For Santiago Collado, director of the Science, Reason, and Faith group and dean of the Ecclesiastical Faculty of Philosophy at the University of Navarra, religion can “really benefit” from artificial intelligence. Because these tools are accessible to people and help explain and organize religious texts: “It’s like making them easier to access,” he says.
However, when the chat personifies Jesus himself, the perspective changes: “That’s when it starts to cross a line,” Collado maintains. “I think it’s downright negative, because it’s playing with a lie. He’s not a person, and Jesus Christ is a person.”
Powers was born and raised Catholic, and one thing he questioned about GPT Jesus was the aspect of loneliness. “One of the most important things about religious gatherings is the human connection,” he notes, but “technology is increasingly segregating us as individuals." And these kinds of products could make things worse. However, at the same time, he thought it could be a way out: a person who feels lonely, who can’t go to church when they want, and for whom the Bible is somewhat accessible, would now have “this personality they can talk to, who presents himself as Christ.”
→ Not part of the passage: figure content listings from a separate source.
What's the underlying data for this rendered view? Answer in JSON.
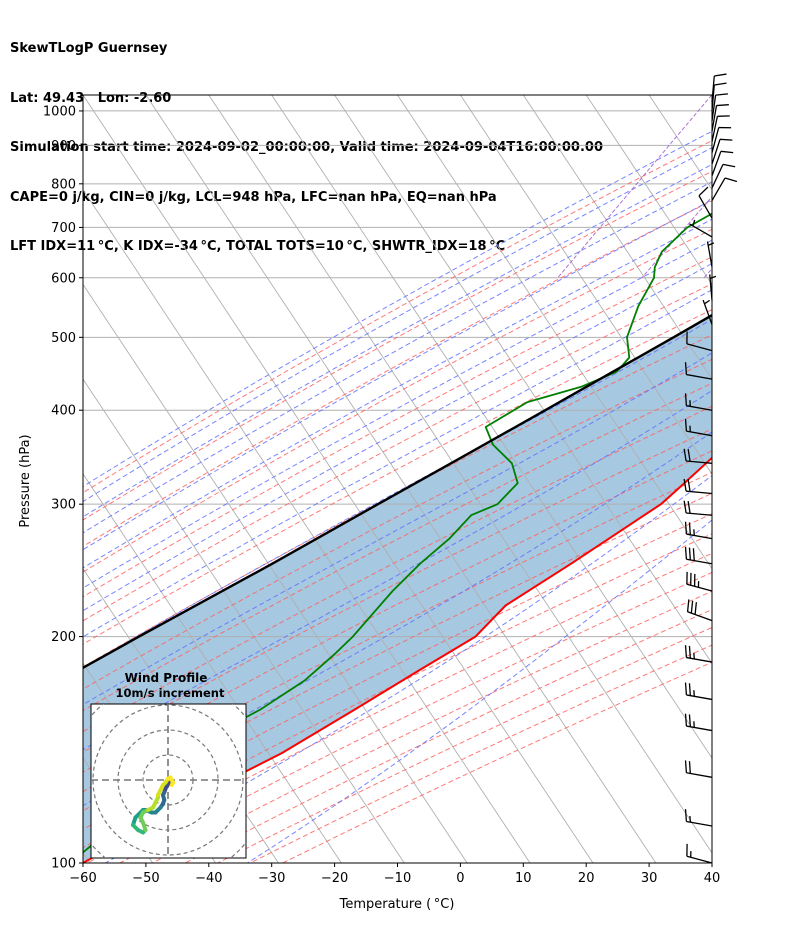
{
  "header": {
    "title": "SkewTLogP Guernsey",
    "location": "Lat: 49.43   Lon: -2.60",
    "times": "Simulation start time: 2024-09-02_00:00:00, Valid time: 2024-09-04T16:00:00.00",
    "params1": "CAPE=0 j/kg, CIN=0 j/kg, LCL=948 hPa, LFC=nan hPa, EQ=nan hPa",
    "params2": "LFT IDX=11$^\\circ$C, K IDX=-34$^\\circ$C, TOTAL TOTS=10$^\\circ$C, SHWTR_IDX=18$^\\circ$C"
  },
  "header_display": {
    "params2": "LFT IDX=11 °C, K IDX=-34 °C, TOTAL TOTS=10 °C, SHWTR_IDX=18 °C"
  },
  "chart_data": {
    "type": "line",
    "chart_kind": "skew-T log-P",
    "xlabel": "Temperature ($^\\circ$C)",
    "xlabel_display": "Temperature ( °C)",
    "ylabel": "Pressure (hPa)",
    "xlim": [
      -60,
      40
    ],
    "ylim": [
      1050,
      100
    ],
    "y_scale": "log",
    "x_ticks": [
      -60,
      -50,
      -40,
      -30,
      -20,
      -10,
      0,
      10,
      20,
      30,
      40
    ],
    "y_ticks": [
      1000,
      900,
      800,
      700,
      600,
      500,
      400,
      300,
      200,
      100
    ],
    "grid": true,
    "colors": {
      "temperature": "#ff0000",
      "dewpoint": "#008000",
      "parcel": "#000000",
      "cape_fill": "#a6c8e0",
      "dry_adiabats": "#ff6060",
      "moist_adiabats": "#6070ff",
      "mixing_ratio": "#9a4fc8",
      "isotherms": "#b0b0b0"
    },
    "series": [
      {
        "key": "temperature",
        "points": [
          [
            1028,
            16
          ],
          [
            1000,
            13.5
          ],
          [
            975,
            12.8
          ],
          [
            950,
            13.4
          ],
          [
            925,
            14.2
          ],
          [
            900,
            14.6
          ],
          [
            875,
            15.4
          ],
          [
            850,
            16
          ],
          [
            800,
            15.4
          ],
          [
            750,
            15
          ],
          [
            700,
            14
          ],
          [
            650,
            13.2
          ],
          [
            600,
            12
          ],
          [
            550,
            10
          ],
          [
            500,
            7
          ],
          [
            450,
            4
          ],
          [
            400,
            1.5
          ],
          [
            350,
            -2.5
          ],
          [
            320,
            -4.5
          ],
          [
            300,
            -6
          ],
          [
            250,
            -14
          ],
          [
            220,
            -20
          ],
          [
            200,
            -21.5
          ],
          [
            180,
            -27
          ],
          [
            160,
            -33
          ],
          [
            140,
            -40
          ],
          [
            130,
            -45
          ],
          [
            115,
            -52
          ],
          [
            100,
            -60
          ]
        ]
      },
      {
        "key": "dewpoint",
        "points": [
          [
            1028,
            12
          ],
          [
            1000,
            11
          ],
          [
            980,
            9
          ],
          [
            960,
            7
          ],
          [
            940,
            5
          ],
          [
            920,
            1
          ],
          [
            900,
            -2
          ],
          [
            880,
            -6
          ],
          [
            850,
            -14
          ],
          [
            830,
            -22
          ],
          [
            800,
            -22
          ],
          [
            780,
            -24
          ],
          [
            750,
            -27
          ],
          [
            700,
            -31
          ],
          [
            650,
            -32.5
          ],
          [
            620,
            -32
          ],
          [
            600,
            -31
          ],
          [
            550,
            -30.5
          ],
          [
            500,
            -29
          ],
          [
            470,
            -26.5
          ],
          [
            450,
            -27
          ],
          [
            430,
            -31
          ],
          [
            410,
            -38
          ],
          [
            380,
            -42
          ],
          [
            360,
            -39
          ],
          [
            340,
            -34
          ],
          [
            320,
            -31
          ],
          [
            300,
            -32
          ],
          [
            290,
            -35
          ],
          [
            270,
            -36
          ],
          [
            250,
            -38
          ],
          [
            230,
            -39.5
          ],
          [
            200,
            -41
          ],
          [
            190,
            -42
          ],
          [
            175,
            -44
          ],
          [
            160,
            -48
          ],
          [
            150,
            -52
          ],
          [
            140,
            -56
          ],
          [
            120,
            -57
          ],
          [
            100,
            -62
          ]
        ]
      },
      {
        "key": "parcel",
        "points": [
          [
            1028,
            16.5
          ],
          [
            1000,
            13
          ],
          [
            948,
            11.8
          ],
          [
            900,
            9.3
          ],
          [
            850,
            6.5
          ],
          [
            800,
            3.5
          ],
          [
            750,
            0.3
          ],
          [
            700,
            -3.3
          ],
          [
            650,
            -7.2
          ],
          [
            600,
            -11.5
          ],
          [
            550,
            -16.3
          ],
          [
            500,
            -21.6
          ],
          [
            450,
            -27.6
          ],
          [
            400,
            -34.3
          ],
          [
            350,
            -42
          ],
          [
            300,
            -51
          ],
          [
            250,
            -61.5
          ],
          [
            200,
            -75
          ],
          [
            150,
            -92
          ],
          [
            100,
            -117
          ]
        ]
      }
    ],
    "wind_barbs": {
      "pressures": [
        1028,
        1000,
        970,
        940,
        910,
        880,
        850,
        820,
        790,
        760,
        720,
        680,
        620,
        560,
        520,
        480,
        440,
        400,
        370,
        340,
        310,
        290,
        270,
        250,
        230,
        210,
        185,
        165,
        150,
        130,
        112,
        100
      ],
      "knots": [
        10,
        10,
        10,
        10,
        10,
        10,
        10,
        10,
        10,
        10,
        10,
        5,
        5,
        5,
        5,
        10,
        10,
        15,
        15,
        20,
        20,
        20,
        25,
        30,
        35,
        30,
        25,
        25,
        25,
        20,
        15,
        15
      ],
      "directions_deg": [
        5,
        5,
        8,
        10,
        12,
        15,
        18,
        20,
        25,
        30,
        330,
        300,
        350,
        355,
        340,
        285,
        280,
        280,
        280,
        275,
        275,
        275,
        280,
        280,
        285,
        290,
        280,
        280,
        280,
        280,
        280,
        285
      ]
    },
    "hodograph": {
      "title": "Wind Profile",
      "subtitle": "10m/s increment",
      "rings_ms": [
        10,
        20,
        30,
        40
      ],
      "points_ms": [
        [
          0.5,
          -1.5
        ],
        [
          0.3,
          -1
        ],
        [
          -0.2,
          -2
        ],
        [
          -0.8,
          -3
        ],
        [
          -1.5,
          -5
        ],
        [
          -2,
          -6
        ],
        [
          -1.5,
          -8
        ],
        [
          -2,
          -9.5
        ],
        [
          -3,
          -11
        ],
        [
          -5,
          -13
        ],
        [
          -6.5,
          -13
        ],
        [
          -9,
          -12
        ],
        [
          -10,
          -12
        ],
        [
          -11,
          -13
        ],
        [
          -12,
          -14
        ],
        [
          -13,
          -15
        ],
        [
          -14,
          -18
        ],
        [
          -12,
          -20
        ],
        [
          -10,
          -21
        ],
        [
          -9,
          -20
        ],
        [
          -10,
          -17
        ],
        [
          -11,
          -15
        ],
        [
          -10,
          -13
        ],
        [
          -8,
          -12
        ],
        [
          -6,
          -11
        ],
        [
          -5,
          -9
        ],
        [
          -4,
          -7
        ],
        [
          -4,
          -6
        ],
        [
          -3,
          -4
        ],
        [
          -2,
          -2
        ],
        [
          -1,
          -1
        ],
        [
          0,
          0.5
        ],
        [
          1,
          1
        ],
        [
          2,
          -1
        ],
        [
          1.5,
          -2
        ]
      ],
      "colors": [
        "#3e4a89",
        "#31688e",
        "#26828e",
        "#1f9e89",
        "#35b779",
        "#6ece58",
        "#b5de2b",
        "#d8e21c",
        "#fde725"
      ]
    }
  }
}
The Vatican has spoken out about AI in recent years through official documents and conferences. One of the latest, Antiqua et Nova (from the Latin for “old and new”), published in January, mentions that AI lacks creative, spiritual, and moral dimensions. Furthermore, it rejects the idea that people are reduced to information processed by algorithms and are identified solely as a data set. It also opposes automated responses or decisions based on the behavioral histories that users generate when interacting with chatbots.
However, it also recognizes the potential of this technology. Benjamins, who has served on an advisory committee for the Vatican (which has been in operation since 2019), highlights that Pope Francis was deeply involved in these technologies, always from an ethical perspective. “He sought input from outside” and produced nearly 20 publications on the topic, he notes.
GPT Jesus is not the first — nor will it be the last — artificial intelligence product to reach religion. At the end of last year, a hologram of Jesus was placed in a confessional at St. Peter’s Chapel in Lucerne, Switzerland, to converse with the faithful. It was fed theological texts in more than 100 languages, allowing it to converse with more than a thousand people from all over the world for two months. At the end of the research, two-thirds of the visitors reported having had “a positive spiritual experience,” according to the news agency Efe at the time.
Collado explains that artificial intelligence is welcomed in the Church for many administrative tasks and jobs. He even confesses that it could create a near-perfect homily for a priest to read, although it would be “generic and predictable.” He argues that technology can never do a person’s work: “People demand truth, and a truth that has to do with very profound issues, with the intimacy of what it means to be a person. These computer systems work with truth, but with mathematical logic.”